Et si un recueil de témoignages, de ressentis permettait dans un collège de mieux comprendre les Troubles Spécifiques du Langage Ecrit et donc de déclencher le désir de les prendre en compte ?


1ère année – N°1 – 17 mai 2006 – gratuit – France – Europe – Monde – Galaxies



Témoignages

Claude, maintenant adulte, nous raconte sa souffrance d’enfant – à lire en page 2
C. maman d’un élève dyslexique, raconte son parcours et celui de son fils

Le collège : quatre années de galère ! Ames sensibles s'abstenir…p 3
S. auxiliaire de vie scolaire, donne son point de vue sur la question. Comment travailler en individualisant sa démarche dans un cadre collectif ? p 5



Des données scientifiques





Un glossaire utile pour comprendre le jargon scientifique – p 7



Des extraits de l’article « De l’origine biologique de la dyslexie » écrit par M. Franck Ramus, Pour ne plus ignorer que la dyslexie est un handicap. – p 8


une Interwiew exclusive : une orthophoniste explique ! p 11
Tout ce que vous voulez savoir sur les TSLE sans jamais avoir osé le demander !
Non ! il ne s’agit pas de maladies sexuellement transmissibles ! Ces sigles obscurs désignent les troubles spécifiques du langage écrit. A ce sujet, P. orthophoniste, a bien voulu répondre aux questions de notre envoyée très spéciale.

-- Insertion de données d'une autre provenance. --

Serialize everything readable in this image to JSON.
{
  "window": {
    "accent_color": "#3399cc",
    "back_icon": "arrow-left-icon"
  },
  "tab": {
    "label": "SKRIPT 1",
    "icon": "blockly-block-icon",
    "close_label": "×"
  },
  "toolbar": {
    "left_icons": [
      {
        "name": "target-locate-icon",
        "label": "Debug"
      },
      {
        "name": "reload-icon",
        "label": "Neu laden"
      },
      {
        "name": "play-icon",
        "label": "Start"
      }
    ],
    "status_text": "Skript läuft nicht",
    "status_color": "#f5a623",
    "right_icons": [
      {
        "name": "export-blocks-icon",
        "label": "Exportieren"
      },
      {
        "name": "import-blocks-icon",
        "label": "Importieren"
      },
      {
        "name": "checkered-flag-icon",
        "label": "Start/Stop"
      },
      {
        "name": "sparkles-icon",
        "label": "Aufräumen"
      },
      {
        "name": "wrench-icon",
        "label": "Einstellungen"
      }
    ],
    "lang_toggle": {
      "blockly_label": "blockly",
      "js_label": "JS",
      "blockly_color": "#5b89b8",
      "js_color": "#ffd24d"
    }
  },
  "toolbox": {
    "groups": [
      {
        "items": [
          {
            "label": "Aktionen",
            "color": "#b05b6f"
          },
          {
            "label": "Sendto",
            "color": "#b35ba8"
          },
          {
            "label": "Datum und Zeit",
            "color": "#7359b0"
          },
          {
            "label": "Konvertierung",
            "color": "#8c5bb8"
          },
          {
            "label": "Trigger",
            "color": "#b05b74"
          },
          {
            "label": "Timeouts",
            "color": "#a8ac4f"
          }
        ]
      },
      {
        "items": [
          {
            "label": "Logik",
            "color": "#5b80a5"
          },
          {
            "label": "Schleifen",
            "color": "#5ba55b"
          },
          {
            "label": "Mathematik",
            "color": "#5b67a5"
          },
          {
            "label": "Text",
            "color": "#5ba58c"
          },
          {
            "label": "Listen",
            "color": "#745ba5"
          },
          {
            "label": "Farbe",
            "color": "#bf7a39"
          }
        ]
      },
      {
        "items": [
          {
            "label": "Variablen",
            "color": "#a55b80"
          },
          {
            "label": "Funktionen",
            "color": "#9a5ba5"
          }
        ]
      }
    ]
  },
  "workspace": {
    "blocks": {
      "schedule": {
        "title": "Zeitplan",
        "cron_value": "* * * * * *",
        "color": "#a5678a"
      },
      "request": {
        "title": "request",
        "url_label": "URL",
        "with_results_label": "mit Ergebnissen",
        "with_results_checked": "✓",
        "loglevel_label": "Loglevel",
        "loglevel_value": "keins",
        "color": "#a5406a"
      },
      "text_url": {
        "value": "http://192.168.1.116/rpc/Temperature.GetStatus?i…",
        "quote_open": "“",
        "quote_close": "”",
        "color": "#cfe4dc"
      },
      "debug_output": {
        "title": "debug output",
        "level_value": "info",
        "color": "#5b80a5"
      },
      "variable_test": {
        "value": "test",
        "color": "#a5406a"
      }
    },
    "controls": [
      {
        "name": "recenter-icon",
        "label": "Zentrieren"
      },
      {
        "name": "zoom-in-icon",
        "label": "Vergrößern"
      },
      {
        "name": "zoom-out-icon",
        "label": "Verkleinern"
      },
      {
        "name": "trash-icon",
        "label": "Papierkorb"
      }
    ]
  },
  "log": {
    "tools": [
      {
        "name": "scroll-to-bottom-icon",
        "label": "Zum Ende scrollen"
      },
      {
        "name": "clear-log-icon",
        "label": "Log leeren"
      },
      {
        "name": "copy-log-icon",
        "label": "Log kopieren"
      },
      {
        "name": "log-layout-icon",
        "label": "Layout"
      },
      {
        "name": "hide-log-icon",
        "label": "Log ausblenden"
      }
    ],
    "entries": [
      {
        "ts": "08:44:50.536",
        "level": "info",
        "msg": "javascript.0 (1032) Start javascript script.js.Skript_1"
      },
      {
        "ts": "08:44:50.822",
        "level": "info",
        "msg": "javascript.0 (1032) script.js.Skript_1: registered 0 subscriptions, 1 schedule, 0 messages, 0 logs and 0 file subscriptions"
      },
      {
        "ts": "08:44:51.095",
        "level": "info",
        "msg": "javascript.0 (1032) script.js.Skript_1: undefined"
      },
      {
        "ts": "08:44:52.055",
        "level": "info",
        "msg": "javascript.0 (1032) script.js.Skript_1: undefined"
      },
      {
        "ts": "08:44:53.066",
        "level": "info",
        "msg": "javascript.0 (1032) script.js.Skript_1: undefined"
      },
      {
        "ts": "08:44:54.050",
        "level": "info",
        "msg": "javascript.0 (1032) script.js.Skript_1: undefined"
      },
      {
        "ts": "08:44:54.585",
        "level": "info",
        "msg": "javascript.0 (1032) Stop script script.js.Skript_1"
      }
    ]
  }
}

Les remédiations – les moyens pour agir – voir en page 12
Et aussi Le coin des pouëts – p 4

 Inspiré de Montesquieu, un article ironique de notre journaliste vedette – p 6




Un témoignange poignant : Claude nous raconte sa scolarité de dyslexique
Nota : par respect pour le courage et les efforts de Claude Reygnier (cet écrit lui a demandé plusieurs heures), nous avons choisi de publier ce témoignage sans correction.
Pour moi, tout cela a commencé au CP. Dès le début de l'apprentissage de la lecture et de l'écriture, tous les acpects liés à la dyslexie tels la lenteur, l'incompréhension des mots et des phrases et la diffuculté à lire à haute voix sont apparus.

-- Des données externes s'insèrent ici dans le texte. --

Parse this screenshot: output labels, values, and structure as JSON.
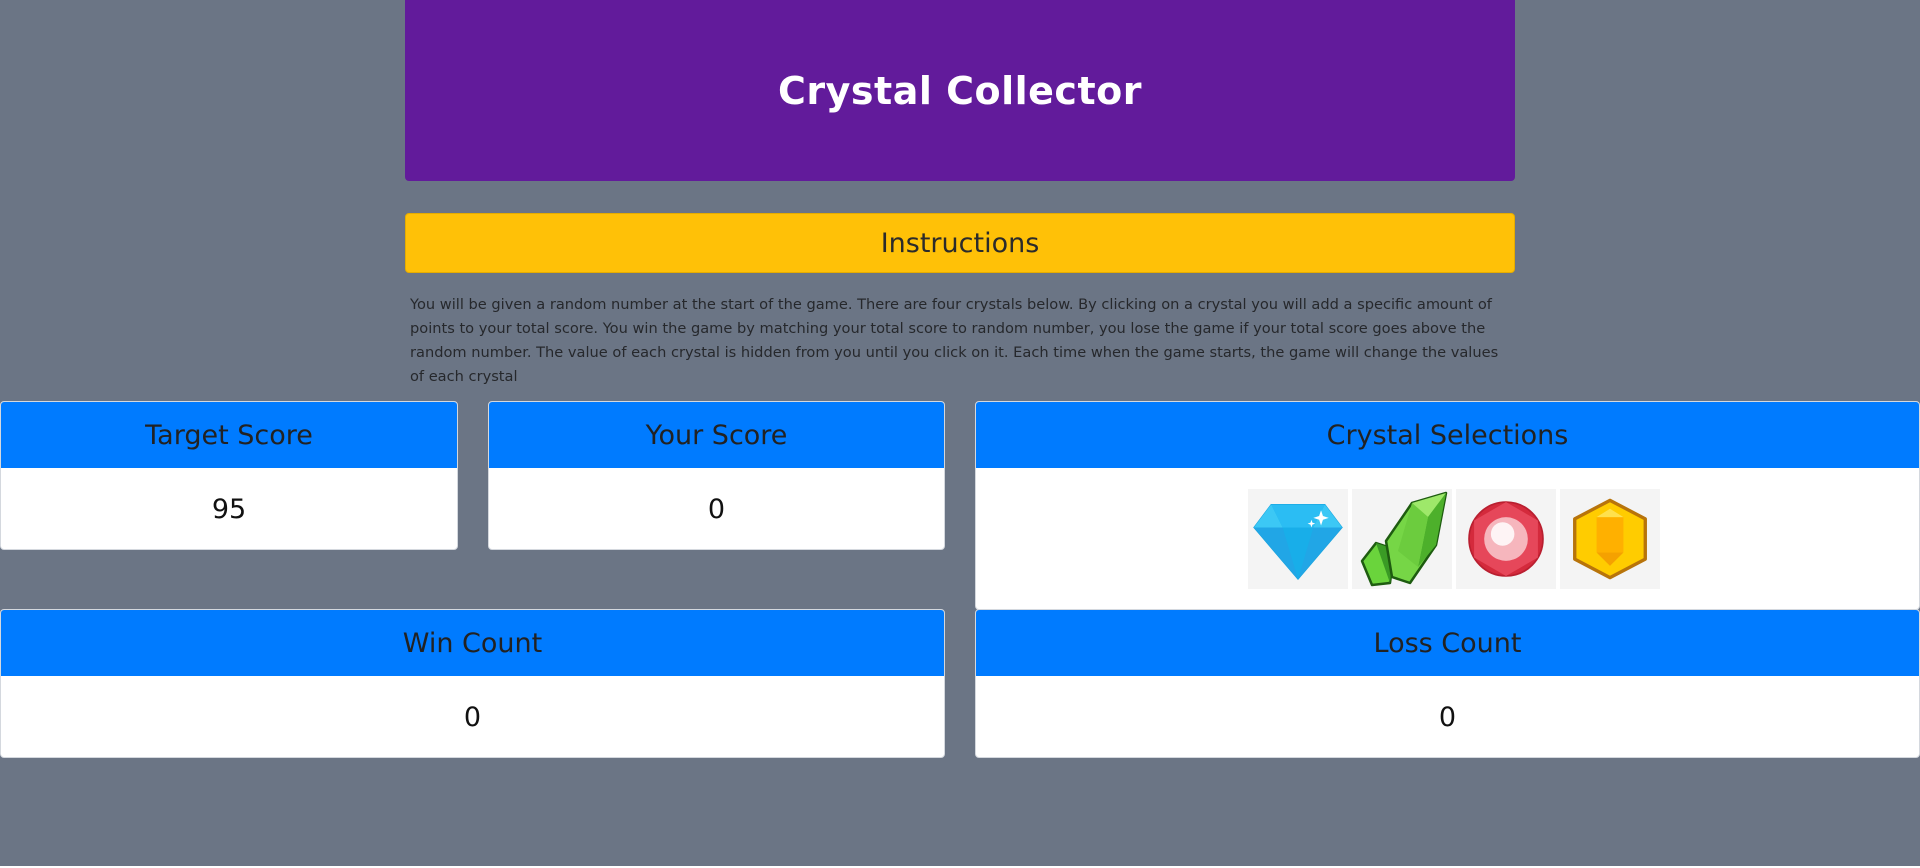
{
  "header": {
    "title": "Crystal Collector"
  },
  "instructions": {
    "heading": "Instructions",
    "text": "You will be given a random number at the start of the game. There are four crystals below. By clicking on a crystal you will add a specific amount of points to your total score. You win the game by matching your total score to random number, you lose the game if your total score goes above the random number. The value of each crystal is hidden from you until you click on it. Each time when the game starts, the game will change the values of each crystal"
  },
  "target_score": {
    "label": "Target Score",
    "value": "95"
  },
  "your_score": {
    "label": "Your Score",
    "value": "0"
  },
  "crystal_selections": {
    "label": "Crystal Selections",
    "crystals": [
      {
        "icon": "blue-diamond-icon",
        "color": "#1fb6f0"
      },
      {
        "icon": "green-crystal-icon",
        "color": "#5cc13a"
      },
      {
        "icon": "red-gem-icon",
        "color": "#e03a4e"
      },
      {
        "icon": "yellow-gem-icon",
        "color": "#ffcc00"
      }
    ]
  },
  "win_count": {
    "label": "Win Count",
    "value": "0"
  },
  "loss_count": {
    "label": "Loss Count",
    "value": "0"
  },
  "colors": {
    "background": "#6b7585",
    "header": "#621b9b",
    "instructions_bar": "#ffc107",
    "card_header": "#007bff"
  }
}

Lorsqu'un enseignant a mis le doigt sur mon problème, la solution envisagée fut la mise en place d'un suivi par un orthophoniste, un psychologue, la prise de cours de rattrapage les après-midi d'école pendant quelques années (2 ou3 ans).Pour le psy, les problèmes venaient de moi, et je devait faire un effort sur moi pour vaincre mes craintes, mon émotivité, etc... Pour lui, il était impossible de faire le distinguo entre ce qui pouvait être lié à la dyslexie, et ce qui venait de moi (mon « sale caractère »). Finalement, il lui semblait que si je n'y parvenait pas, c'est que j'y mettais de la mauvaise volonté. J'aie redoublée 3 classes, je me suis senti de plus en plus coupable de n'être pas comme les autres, mon émotivité n'a fait que grandir encore, et je me suis senti mise en infériorité par rapport aux copains et copines qui passaient devant moi.

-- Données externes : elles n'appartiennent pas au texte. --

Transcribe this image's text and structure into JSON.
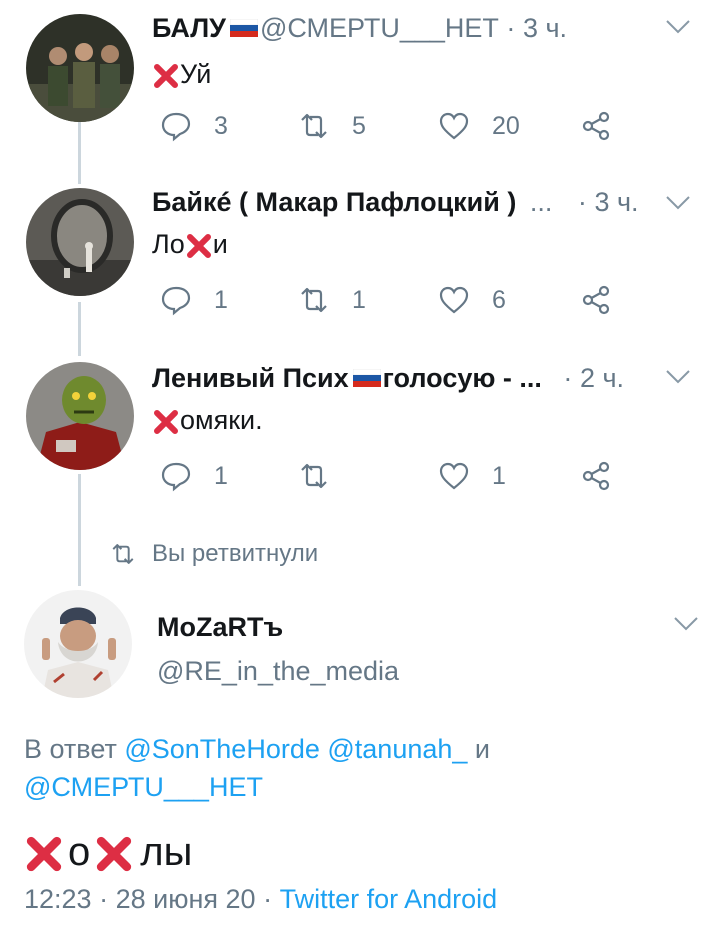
{
  "tweets": [
    {
      "name": "БАЛУ",
      "handle": "@СМЕРТU___НЕТ",
      "sep": "·",
      "time": "3 ч.",
      "text": "Уй",
      "text_before": "",
      "replies": "3",
      "retweets": "5",
      "likes": "20"
    },
    {
      "name": "Байкé ( Макар Пафлоцкий )",
      "ellipsis": "...",
      "sep": "·",
      "time": "3 ч.",
      "text_before": "Ло",
      "text": "и",
      "replies": "1",
      "retweets": "1",
      "likes": "6"
    },
    {
      "name": "Ленивый Псих",
      "name_suffix": "голосую - ...",
      "sep": "·",
      "time": "2 ч.",
      "text_before": "",
      "text": "омяки.",
      "replies": "1",
      "retweets": "",
      "likes": "1"
    }
  ],
  "retweeted_label": "Вы ретвитнули",
  "main_tweet": {
    "name": "MoZaRTъ",
    "handle": "@RE_in_the_media",
    "reply_prefix": "В ответ",
    "reply_user1": "@SonTheHorde",
    "reply_user2": "@tanunah_",
    "reply_and": "и",
    "reply_user3": "@СМЕРТU___НЕТ",
    "text_mid": "о",
    "text_end": "лы",
    "time": "12:23",
    "date": "28 июня 20",
    "sep": "·",
    "client": "Twitter for Android"
  },
  "colors": {
    "accent": "#1da1f2",
    "secondary_text": "#657786",
    "thread_line": "#ccd6dd",
    "cross": "#dd2e44"
  },
  "icons": [
    "reply-icon",
    "retweet-icon",
    "like-icon",
    "share-icon",
    "chevron-down-icon",
    "cross-mark-icon",
    "russia-flag-icon"
  ]
}
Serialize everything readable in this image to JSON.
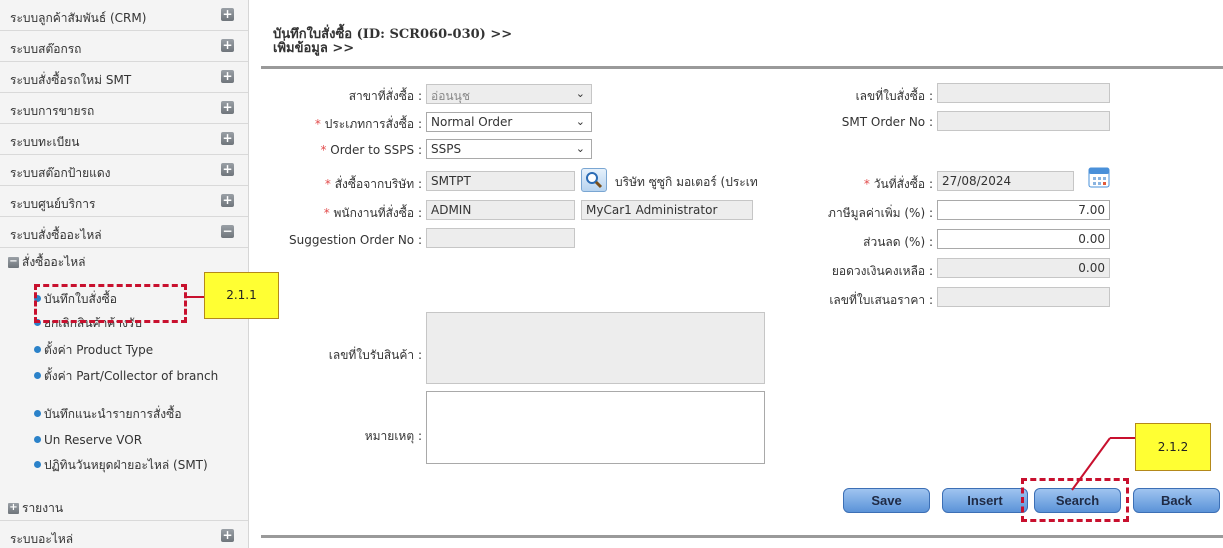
{
  "sidebar": {
    "menus": [
      {
        "label": "ระบบลูกค้าสัมพันธ์ (CRM)",
        "icon": "plus-icon"
      },
      {
        "label": "ระบบสต๊อกรถ",
        "icon": "plus-icon"
      },
      {
        "label": "ระบบสั่งซื้อรถใหม่ SMT",
        "icon": "plus-icon"
      },
      {
        "label": "ระบบการขายรถ",
        "icon": "plus-icon"
      },
      {
        "label": "ระบบทะเบียน",
        "icon": "plus-icon"
      },
      {
        "label": "ระบบสต๊อกป้ายแดง",
        "icon": "plus-icon"
      },
      {
        "label": "ระบบศูนย์บริการ",
        "icon": "plus-icon"
      },
      {
        "label": "ระบบสั่งซื้ออะไหล่",
        "icon": "minus-icon"
      }
    ],
    "submenu_header": "สั่งซื้ออะไหล่",
    "submenu_items": [
      "บันทึกใบสั่งซื้อ",
      "ยกเลิกสินค้าค้างรับ",
      "ตั้งค่า Product Type",
      "ตั้งค่า Part/Collector of branch",
      "บันทึกแนะนำรายการสั่งซื้อ",
      "Un Reserve VOR",
      "ปฏิทินวันหยุดฝ่ายอะไหล่ (SMT)"
    ],
    "report_label": "รายงาน",
    "bottom_menu": {
      "label": "ระบบอะไหล่",
      "icon": "plus-icon"
    }
  },
  "header": {
    "title_line1": "บันทึกใบสั่งซื้อ (ID: SCR060-030) >>",
    "title_line2": "เพิ่มข้อมูล >>"
  },
  "form": {
    "branch_label": "สาขาที่สั่งซื้อ :",
    "branch_value": "อ่อนนุช",
    "order_type_label": "ประเภทการสั่งซื้อ :",
    "order_type_value": "Normal Order",
    "order_sps_label": "Order to SSPS :",
    "order_sps_value": "SSPS",
    "company_label": "สั่งซื้อจากบริษัท :",
    "company_code": "SMTPT",
    "company_name": "บริษัท ซูซูกิ มอเตอร์ (ประเท",
    "staff_label": "พนักงานที่สั่งซื้อ :",
    "staff_code": "ADMIN",
    "staff_name": "MyCar1 Administrator",
    "suggestion_label": "Suggestion Order No :",
    "suggestion_value": "",
    "po_no_label": "เลขที่ใบสั่งซื้อ :",
    "po_no_value": "",
    "smt_order_label": "SMT Order No :",
    "smt_order_value": "",
    "order_date_label": "วันที่สั่งซื้อ :",
    "order_date_value": "27/08/2024",
    "vat_label": "ภาษีมูลค่าเพิ่ม (%) :",
    "vat_value": "7.00",
    "discount_label": "ส่วนลด (%) :",
    "discount_value": "0.00",
    "credit_label": "ยอดวงเงินคงเหลือ :",
    "credit_value": "0.00",
    "quotation_label": "เลขที่ใบเสนอราคา :",
    "quotation_value": "",
    "receipt_label": "เลขที่ใบรับสินค้า :",
    "receipt_value": "",
    "remark_label": "หมายเหตุ :",
    "remark_value": ""
  },
  "buttons": {
    "save": "Save",
    "insert": "Insert",
    "search": "Search",
    "back": "Back"
  },
  "annotations": {
    "step1": "2.1.1",
    "step2": "2.1.2"
  },
  "colors": {
    "required": "#e24b4b",
    "button": "#6fa3e0",
    "highlight": "#c8102e",
    "callout": "#ffff33"
  }
}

L'accumulation de recevoir en fin de trimestre des bulletin disant «beaucoup de bonne volonté, mais n'arrive toujours pas à surmonter ses difficultés » ont fini par me démotiver. C'était manifestement à leurs yeux Mon problème, mais pas le leur et certains n'hésitaient pas à me donner des heures de colle présumant que je ne travaillais pas suffisement.

Pour exemple, je me souvient d'une poesie pour laquelle je me suis retrouvée devant toute la classe à ne pouvoir dire un seul mot (peur de l'enseignant), ce qui a énervé la prof (la poesie je la savait par coeur à la maison).

Tous les symptômes n'ont fait qu'augmenter au fil des année, alimentés également par le manque de confiance en moi qui devenait de plus en plus fort et me bloque encore dans de nombreux domaines.

Bien évidemment, tout cela n'était pas sans conséquences sur la vie de famille où les discutions devenaient vivent entre les parents de n'entendre que de mauvais jugement à mon sujet de la part des profs. Me parents n'entrevoyaient aucune solution, et ne savaient plus que faire de moi. Entendant régulièrement les discutions à mon sujet, cela ne faisait qu'accroître ma culpabilité.
Aujourd'hui, restent présent en moi à chaque instant:

  • Echec de n'avoir aucun diplôme.

  • Avoir manqué ma vie professionnelle.


Mais à force de volonté et d'acharnement j'aie finalement amorcé une vie professionnelle qui ne ressemble pas à ce que je souhaite. Et l'incompréhension dont j'aie été victime durant toute ma scolarité et au delà m'ont gachés, et me gache encore la vie.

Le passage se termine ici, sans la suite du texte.